How often do you ponder what you’re doing and why? Our “just do it” culture admires action and denigrates contemplation as “overthinking.”
This prejudice in the English-speaking world is old. Rhetoric accompanying Henry VIII’s dissolution of the monasteries expressed distrust of contemplation while it praised action. Hamlet’s misgivings about deep thinking also reflect this bias.
Izaak Walton’s 17th-century The Complete Angler championed a balance of action and contemplation to counter the turmoil of the English civil wars. Here, fishing illustrated the virtuous fellowship that can arise from this necessary equilibrium.
Many acknowledge the importance of an examined life, but attitudes against contemplation live on. With the bootstrap mindset favoring the self-made-man comes a bias for “doing” in favor of “thinking.”
Action without contemplation is robotic; like twin plane engines, they must balance each other. This composure is obvious to a farmer who ponders the seasonal cycle or to a trucker whose solitary hours benefit from contemplation.
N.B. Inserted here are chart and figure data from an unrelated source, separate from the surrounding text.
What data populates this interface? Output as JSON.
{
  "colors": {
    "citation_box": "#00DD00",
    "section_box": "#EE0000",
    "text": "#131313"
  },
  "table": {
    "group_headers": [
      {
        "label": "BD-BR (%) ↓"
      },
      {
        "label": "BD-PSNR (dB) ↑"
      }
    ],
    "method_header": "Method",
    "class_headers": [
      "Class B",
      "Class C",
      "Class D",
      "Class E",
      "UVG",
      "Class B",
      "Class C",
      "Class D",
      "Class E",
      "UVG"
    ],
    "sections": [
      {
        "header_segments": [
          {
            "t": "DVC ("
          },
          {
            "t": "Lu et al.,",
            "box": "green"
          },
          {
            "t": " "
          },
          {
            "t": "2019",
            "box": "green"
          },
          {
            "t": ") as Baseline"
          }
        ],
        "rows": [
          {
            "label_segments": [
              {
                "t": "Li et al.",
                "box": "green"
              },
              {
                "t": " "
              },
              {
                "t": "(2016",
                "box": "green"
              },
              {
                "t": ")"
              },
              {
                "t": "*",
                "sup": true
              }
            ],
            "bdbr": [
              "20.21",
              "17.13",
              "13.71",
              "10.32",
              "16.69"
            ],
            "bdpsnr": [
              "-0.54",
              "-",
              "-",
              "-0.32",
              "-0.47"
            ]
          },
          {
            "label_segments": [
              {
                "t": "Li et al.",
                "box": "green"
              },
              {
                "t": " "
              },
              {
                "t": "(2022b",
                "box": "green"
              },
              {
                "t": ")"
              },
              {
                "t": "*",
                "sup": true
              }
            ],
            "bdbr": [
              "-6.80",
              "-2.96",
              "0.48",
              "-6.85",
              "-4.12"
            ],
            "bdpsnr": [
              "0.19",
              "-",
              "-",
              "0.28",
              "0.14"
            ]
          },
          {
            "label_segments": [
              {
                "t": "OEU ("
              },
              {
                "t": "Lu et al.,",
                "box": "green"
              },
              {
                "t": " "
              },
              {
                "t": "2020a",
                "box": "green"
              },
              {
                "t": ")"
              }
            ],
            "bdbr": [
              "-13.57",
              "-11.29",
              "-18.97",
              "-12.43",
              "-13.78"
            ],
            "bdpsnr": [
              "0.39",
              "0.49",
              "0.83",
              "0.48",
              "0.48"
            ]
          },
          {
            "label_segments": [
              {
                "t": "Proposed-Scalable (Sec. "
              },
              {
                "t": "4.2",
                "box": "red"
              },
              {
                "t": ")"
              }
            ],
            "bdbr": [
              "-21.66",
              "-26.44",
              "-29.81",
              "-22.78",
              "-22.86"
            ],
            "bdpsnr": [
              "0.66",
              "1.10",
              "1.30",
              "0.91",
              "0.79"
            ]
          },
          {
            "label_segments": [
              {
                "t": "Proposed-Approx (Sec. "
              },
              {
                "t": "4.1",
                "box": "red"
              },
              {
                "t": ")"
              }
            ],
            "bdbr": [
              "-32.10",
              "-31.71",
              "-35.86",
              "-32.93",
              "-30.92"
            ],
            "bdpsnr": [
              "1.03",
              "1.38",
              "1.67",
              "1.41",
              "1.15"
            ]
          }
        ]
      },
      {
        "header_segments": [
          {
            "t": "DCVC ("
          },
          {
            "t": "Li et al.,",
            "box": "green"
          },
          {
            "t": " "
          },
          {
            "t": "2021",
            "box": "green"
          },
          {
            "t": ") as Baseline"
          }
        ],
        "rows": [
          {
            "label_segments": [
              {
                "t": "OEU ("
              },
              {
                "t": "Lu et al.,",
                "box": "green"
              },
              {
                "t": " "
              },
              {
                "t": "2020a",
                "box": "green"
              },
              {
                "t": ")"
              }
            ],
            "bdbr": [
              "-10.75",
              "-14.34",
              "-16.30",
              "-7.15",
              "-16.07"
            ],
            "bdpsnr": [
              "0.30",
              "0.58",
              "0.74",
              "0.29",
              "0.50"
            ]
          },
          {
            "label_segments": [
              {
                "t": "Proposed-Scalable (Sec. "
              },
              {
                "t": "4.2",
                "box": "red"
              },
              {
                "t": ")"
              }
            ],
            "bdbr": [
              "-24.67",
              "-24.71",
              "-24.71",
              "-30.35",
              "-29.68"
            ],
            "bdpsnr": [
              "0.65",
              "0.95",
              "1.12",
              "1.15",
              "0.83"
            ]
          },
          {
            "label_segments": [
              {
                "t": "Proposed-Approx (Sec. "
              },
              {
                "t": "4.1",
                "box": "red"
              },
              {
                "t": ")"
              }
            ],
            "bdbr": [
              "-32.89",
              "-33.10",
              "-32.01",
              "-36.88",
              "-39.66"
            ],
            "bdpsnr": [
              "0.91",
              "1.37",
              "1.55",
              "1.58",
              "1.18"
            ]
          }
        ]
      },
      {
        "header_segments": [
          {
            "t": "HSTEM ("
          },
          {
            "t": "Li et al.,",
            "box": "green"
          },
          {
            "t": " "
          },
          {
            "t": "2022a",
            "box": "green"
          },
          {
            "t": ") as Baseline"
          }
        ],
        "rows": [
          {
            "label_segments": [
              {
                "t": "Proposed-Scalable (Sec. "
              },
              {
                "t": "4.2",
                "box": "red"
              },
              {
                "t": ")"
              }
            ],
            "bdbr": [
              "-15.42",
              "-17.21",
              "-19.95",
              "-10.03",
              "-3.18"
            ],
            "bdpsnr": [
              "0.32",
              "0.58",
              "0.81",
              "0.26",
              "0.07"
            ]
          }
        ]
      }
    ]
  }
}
But many feel our attention fraying from work and parenting duties. We “busy-brag” and view contemplation as a “luxury.” Instead, during small breaks, we “veg out” and allow electronic distractions to rule.
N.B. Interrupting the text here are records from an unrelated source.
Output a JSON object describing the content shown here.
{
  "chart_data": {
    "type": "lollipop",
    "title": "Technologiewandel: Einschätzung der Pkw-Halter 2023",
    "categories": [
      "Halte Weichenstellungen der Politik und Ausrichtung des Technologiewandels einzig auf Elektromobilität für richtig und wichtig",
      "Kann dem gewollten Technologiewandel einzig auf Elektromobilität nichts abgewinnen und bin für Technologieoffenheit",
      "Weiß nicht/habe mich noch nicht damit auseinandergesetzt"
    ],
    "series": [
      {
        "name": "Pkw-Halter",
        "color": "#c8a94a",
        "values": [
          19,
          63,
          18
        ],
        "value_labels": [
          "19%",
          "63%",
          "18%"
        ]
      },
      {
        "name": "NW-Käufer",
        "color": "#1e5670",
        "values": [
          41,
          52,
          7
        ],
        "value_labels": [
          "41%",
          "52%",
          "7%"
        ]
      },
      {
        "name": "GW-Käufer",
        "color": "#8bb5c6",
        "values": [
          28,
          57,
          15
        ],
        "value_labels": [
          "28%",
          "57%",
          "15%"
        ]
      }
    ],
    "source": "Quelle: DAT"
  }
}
Active habits are honed in quiet moments, serving us well in daily scenarios and emergencies. Like Walton’s fly-fisher who seeks empathy and goodwill, continually cast back on whether your thoughts and actions have matched your best intentions.
In turn, by correcting your actions casting forward, the wiser presentations will yield a clearer sense of purpose against the snags that will surely come.
I’m Bill Gahan, and that’s my perspective.